Örnek vermek gerekirse, Sanal Özel Ağ (VPN) erişimi ve uç nokta
güvenliği çok önemli. Öğrenciler potansiyel olarak hassas ve
tehlikeli içeriklere çok daha kolay erişebiliyor. Bu yüzden okul
ağlarında kontrolü sağlamak için alınan tedbirleri evlerde
uygulayabilmek, kritik önem taşıyor. Açık Wi-Fi ağı yerine özel ve
güvenli VPN bağlantısı, siber tehdit riskini azaltabiliyor ve
saldırganların ağa erişebilmesini zorlaştırıyor. Aynı zamanda ağa
erişen çeşitli cihazları gözlemleyebilen merkezi doğrulama
hizmetleri de BT ekiplerinin kimin neye, ne zaman eriştiğini
anlamasına yardımcı oluyor. Çok faktörlü doğrulma da bilgisayar
korsanlarının çalınan şifrelerle ağ kaynaklarına erişmesine engel
olabiliyor. Web uygulama güvenlik duvarı da (WAF) web uygulama
sunucularını ve altyapısını internet ve dış ağ üzerinden
gerçekleşen saldırılara ve ihlallere karşı koruyabiliyor. İnternet
üzerinden erişilen öğretme uygulamalarını İK sistemi gibi diğer iç
uygulamalardan ayırmak da bir siber saldırının yaratacağı etkinin
azalmasına yardımcı oluyor.
Genellikle insanlar, tüm siber güvenlik sisteminde en zayıf halka
olduğu için insan hatalarının önüne geçmek için güvenlik alanında
eğitim kadar altyapı da büyük önem taşıyor. Bu yüzden düzgün parola
koruma yöntemlerinin uygulanmasını, yamaların cihazlara ve
yazılımlara gönderilmesini, belirli uygulamaları indirmek için
anlaşılır yönlendirmelerin yazılmasını ve oltalama mailini anlamak
için nelere dikkat edilmesi gerektiğinin gösterilmesi gerekiyor.
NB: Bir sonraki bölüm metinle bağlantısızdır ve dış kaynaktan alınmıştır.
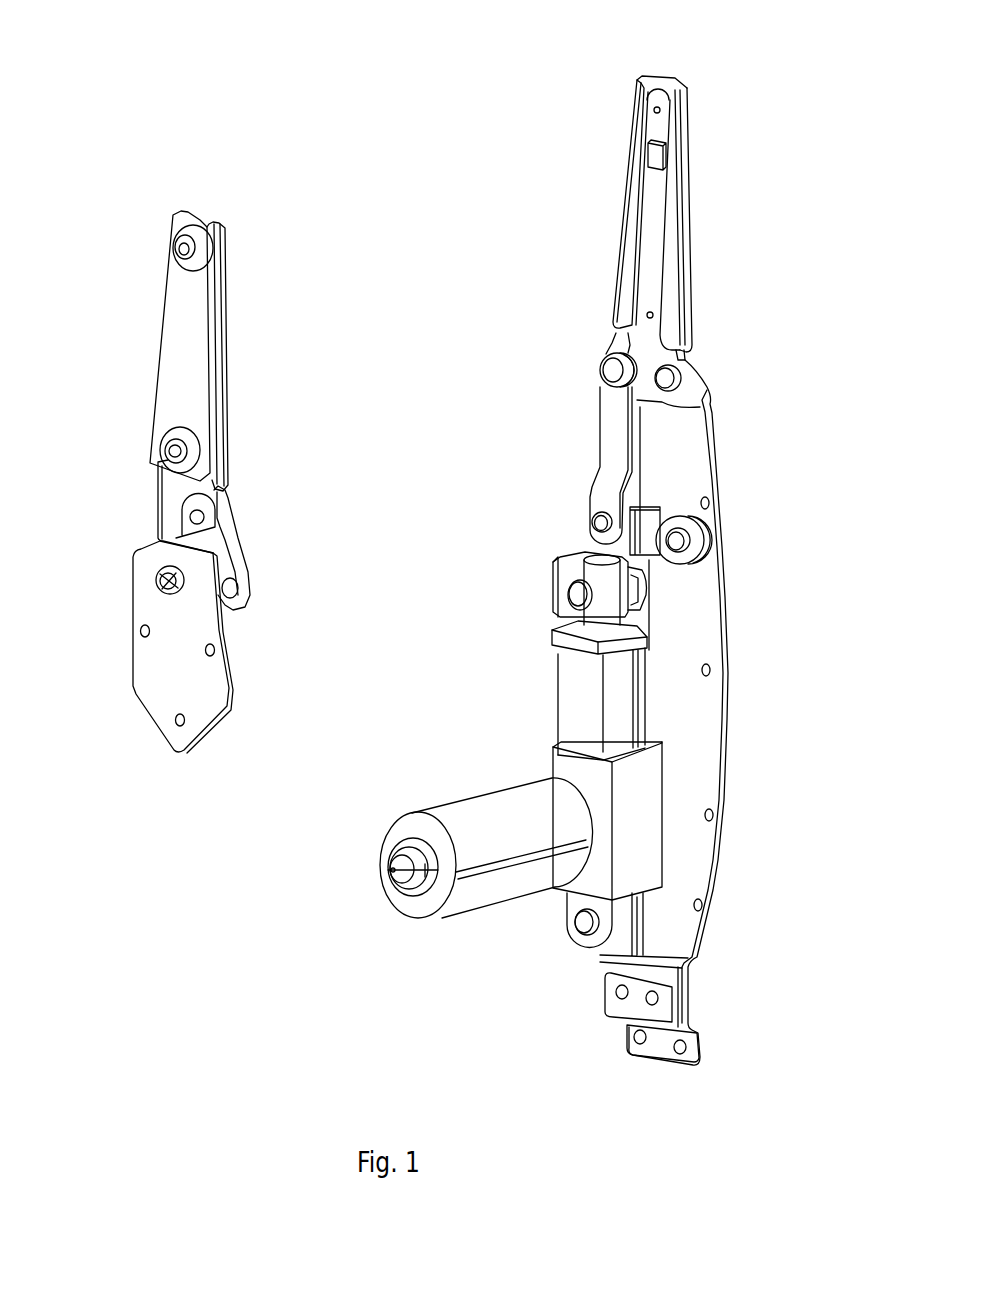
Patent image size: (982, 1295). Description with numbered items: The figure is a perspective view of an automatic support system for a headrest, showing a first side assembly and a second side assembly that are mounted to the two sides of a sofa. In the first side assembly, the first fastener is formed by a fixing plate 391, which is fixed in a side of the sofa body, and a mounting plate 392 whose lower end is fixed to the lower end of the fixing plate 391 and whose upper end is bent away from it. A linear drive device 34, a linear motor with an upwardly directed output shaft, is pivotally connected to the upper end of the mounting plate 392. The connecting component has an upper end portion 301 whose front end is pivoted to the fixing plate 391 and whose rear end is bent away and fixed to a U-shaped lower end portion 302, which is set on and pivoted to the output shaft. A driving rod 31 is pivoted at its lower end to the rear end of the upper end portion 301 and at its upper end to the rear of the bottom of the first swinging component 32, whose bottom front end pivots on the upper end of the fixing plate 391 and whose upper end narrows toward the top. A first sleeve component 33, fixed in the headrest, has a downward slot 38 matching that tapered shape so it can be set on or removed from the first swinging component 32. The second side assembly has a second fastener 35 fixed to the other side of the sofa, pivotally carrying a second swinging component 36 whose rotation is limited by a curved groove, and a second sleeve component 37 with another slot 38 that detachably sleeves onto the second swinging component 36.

The slot 38 is at (210, 221).
The second sleeve component 37 is at (173, 358).
The second swinging component 36 is at (168, 500).
The second fastener 35 is at (167, 697).
The first sleeve component 33 is at (628, 263).
The first swinging component 32 is at (652, 217).
The driving rod 31 is at (608, 432).
The upper end portion 301 is at (648, 520).
The lower end portion 302 is at (560, 590).
The linear drive device 34 is at (568, 662).
The fixing plate 391 is at (705, 708).
The mounting plate 392 is at (637, 1005).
Tüm bunlar için güvenlik ekiplerinin devamlı olarak ağı
gözlemlemesi şart.
COVID-19 gibi tüm dünyayı etkileyen olaylar, uzun süre etkilerini
gösterecek. Kuruluşların kullandığı ağ altyapısının VPN ve uç nokta
koruması aracılığıyla güvence altına alınması çok önemli. Ek olarak
öğrencilerin ve öğretim üyelerinin kendilerini nasıl
koruyabileceklerini net bir şekilde bilmesi de kritik. Her ne kadar
herkes eğitimine uzaktan devam ediyor olsa da bağlantı şekli ve
insan faktörü daha önce hiç olmadığı kadar önemli. Güvenli bir
şekilde etkinleştirilen bir uzaktan öğrenme ortamı ile eğitim
kurumlarının kritik öğrenme kaynaklarına güvenli
erişim sağlamada bir adım önde olması ve ilk günden
öğrencilerin ve personelin taleplerini karşılayacak şekilde
ölçeklenebilmesi mümkün.
Fortinet Türkiye, Gürcistan, Ermenistan, Azerbaycan ve Türkmenistan'dan Sorumlu Bölge Direktörü Arzu Akkaya, konuyla ilgili şunları söyledi: "Küresel salgın, eğitim kuruluşlarının öğretme ve eğitme modellerini temelden değiştirdi. Online eğitim, COVID-19'dan önce de kullanılan bir yöntemdi ancak bugün okulların karşı karşıya kaldığı zorunlu uzaktan eğitim ile aralarında fark var. Online eğitim dikkatli tasarlama, planlama ve geliştirme süreçleriyle ortaya çıkıyor ve öğrencilere sunulması birkaç ay sürüyor. Fiziksel sınıfın aynısını yaratmanın aksine öğrencilerin eğitmenlerine, derslerine ve okul kaynaklarına hızlı, güvenilir ve güvenli bir şekilde bağlanmalarını sağlamak, online eğitimin amacı olarak öne çıkıyor."